4Unfitness to plead

(1)Where on the trial of a person the question arises (at the instance of the defence or otherwise) whether the accused is under disability, that is to say under any disability such that apart from this Act it would constitute a bar to his being tried, the following provisions shall have effect.

(2)The court, if having regard to the nature of the supposed disability the court are of opinion that it is expedient so to do and in the interests of the accused, may postpone consideration of the said question (hereinafter referred to as " the question of fitness to be tried ") until any time up to the opening of the case for the defence, and if before the question of fitness to be tried falls to be determined the jury return a verdict of acquittal on the count or each of the counts on which the accused is being tried that question shall not be determined.

(3)Subject to the foregoing subsection, the question of fitness to be tried shall be determined as soon as it arises.

(4)The question of fitness to be tried shall be determined by a jury; and—

(a)where it falls to be determined on the arraignment of the accused, then if the trial proceeds the accused shall be tried by a jury other than that which determined that question;

(b)where it falls to be determined at any later time it shall be determined by a separate jury or by the jury by whom the accused is being tried, as the court may direct.

(5)Where in accordance with subsection (2) or (3) of this section it is determined that the accused is under disability, the trial shall not proceed or further proceed.

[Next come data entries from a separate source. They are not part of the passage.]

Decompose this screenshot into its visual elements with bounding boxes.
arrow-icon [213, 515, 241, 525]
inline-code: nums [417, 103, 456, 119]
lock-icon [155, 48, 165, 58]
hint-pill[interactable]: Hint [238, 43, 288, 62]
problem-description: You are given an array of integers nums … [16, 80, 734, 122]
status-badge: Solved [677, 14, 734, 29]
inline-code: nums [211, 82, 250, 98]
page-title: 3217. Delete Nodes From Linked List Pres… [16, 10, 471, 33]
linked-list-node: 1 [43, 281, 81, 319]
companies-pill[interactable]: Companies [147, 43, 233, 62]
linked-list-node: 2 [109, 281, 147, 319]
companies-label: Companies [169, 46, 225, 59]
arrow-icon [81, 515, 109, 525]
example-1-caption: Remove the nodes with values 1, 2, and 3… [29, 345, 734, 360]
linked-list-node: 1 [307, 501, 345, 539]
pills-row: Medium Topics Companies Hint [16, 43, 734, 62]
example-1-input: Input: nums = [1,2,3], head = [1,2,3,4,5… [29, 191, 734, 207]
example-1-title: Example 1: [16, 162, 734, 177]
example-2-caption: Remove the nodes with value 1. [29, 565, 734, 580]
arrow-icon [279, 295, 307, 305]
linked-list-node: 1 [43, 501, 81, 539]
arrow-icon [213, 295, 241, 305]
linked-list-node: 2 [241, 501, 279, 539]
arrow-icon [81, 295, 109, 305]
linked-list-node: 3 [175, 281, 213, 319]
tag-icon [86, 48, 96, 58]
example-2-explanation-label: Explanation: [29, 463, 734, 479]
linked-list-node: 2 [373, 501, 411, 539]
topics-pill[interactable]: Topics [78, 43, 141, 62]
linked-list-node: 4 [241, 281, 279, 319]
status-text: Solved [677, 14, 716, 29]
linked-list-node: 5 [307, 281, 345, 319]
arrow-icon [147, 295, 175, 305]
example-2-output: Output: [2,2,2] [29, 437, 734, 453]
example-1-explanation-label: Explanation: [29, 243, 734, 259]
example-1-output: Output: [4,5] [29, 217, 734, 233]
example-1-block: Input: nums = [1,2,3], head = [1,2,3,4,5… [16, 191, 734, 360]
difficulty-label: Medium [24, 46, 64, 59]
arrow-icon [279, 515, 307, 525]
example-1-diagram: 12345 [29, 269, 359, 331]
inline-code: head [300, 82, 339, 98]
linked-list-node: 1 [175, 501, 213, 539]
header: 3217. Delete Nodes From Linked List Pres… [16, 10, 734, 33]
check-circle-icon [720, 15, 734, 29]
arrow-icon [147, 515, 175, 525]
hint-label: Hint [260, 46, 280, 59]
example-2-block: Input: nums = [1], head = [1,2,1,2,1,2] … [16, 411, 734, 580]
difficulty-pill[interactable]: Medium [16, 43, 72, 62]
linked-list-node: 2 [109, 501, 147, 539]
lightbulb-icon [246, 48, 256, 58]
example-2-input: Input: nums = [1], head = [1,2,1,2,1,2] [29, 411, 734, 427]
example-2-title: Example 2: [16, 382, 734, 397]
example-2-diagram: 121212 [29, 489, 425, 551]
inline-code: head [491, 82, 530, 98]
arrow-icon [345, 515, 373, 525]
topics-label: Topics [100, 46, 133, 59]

(6)For the purpose of providing an appeal against a finding of the jury that the accused is under disability, section 2 of this Act (except subsection (3)) shall apply as if references to a special verdict included references to such a finding ; and—

(a)where the question of fitness to be tried was determined later than on arraignment, an appeal under section 2 of this Act against a finding that the accused was under disability may be allowed (notwithstanding that the finding was properly come to) if the Court of Criminal Appeal are of opinion that the case is one in which the accused should have been acquitted before the question of fitness to be tried was considered,

(b)if the court are of that opinion, the court shall, in addition to quashing the finding, direct a verdict of acquittal to be recorded,

(c)subject to paragraph (b) above, where an appeal is allowed against a finding that the accused is under disability, the appellant may be tried accordingly for the offence with which he was charged, and the court may make such orders as appear to the court to be necessary or expedient pending any such trial for his custody, admission to bail or continued detention under the Mental Health Act 1959.

(7)Sections 73, 74 and 76 of the Mental Health Act 1959 (which provide for the removal to or from hospital of persons committed for trial, etc.) shall apply to persons ordered under subsection (6)(c) of this section to be kept in custody pending trial as those sections apply to persons described in subsection (2)(a) to (c) of section 73, and Part V of that Act shall apply to persons for whose continued detention under the Act an order is made under subsection (6)(c) of this section as if they had been so ordered to be kept in custody pending trial and were detained in pursuance of a transfer direction together with a direction restricting discharge; and in the said section 76—

(a)the words " the court having jurisdiction to try or otherwise deal with him " shall be substituted in subsection (1) for the words " the court to which he was committed or by which he was remanded, as the case may be, " and in subsection (2)(a) for the words " the court to which he was committed or by which he was remanded " ; and

(b)the words " a person awaiting trial " shall be substituted in subsection (2)(b) for the words " a person committed for trial ".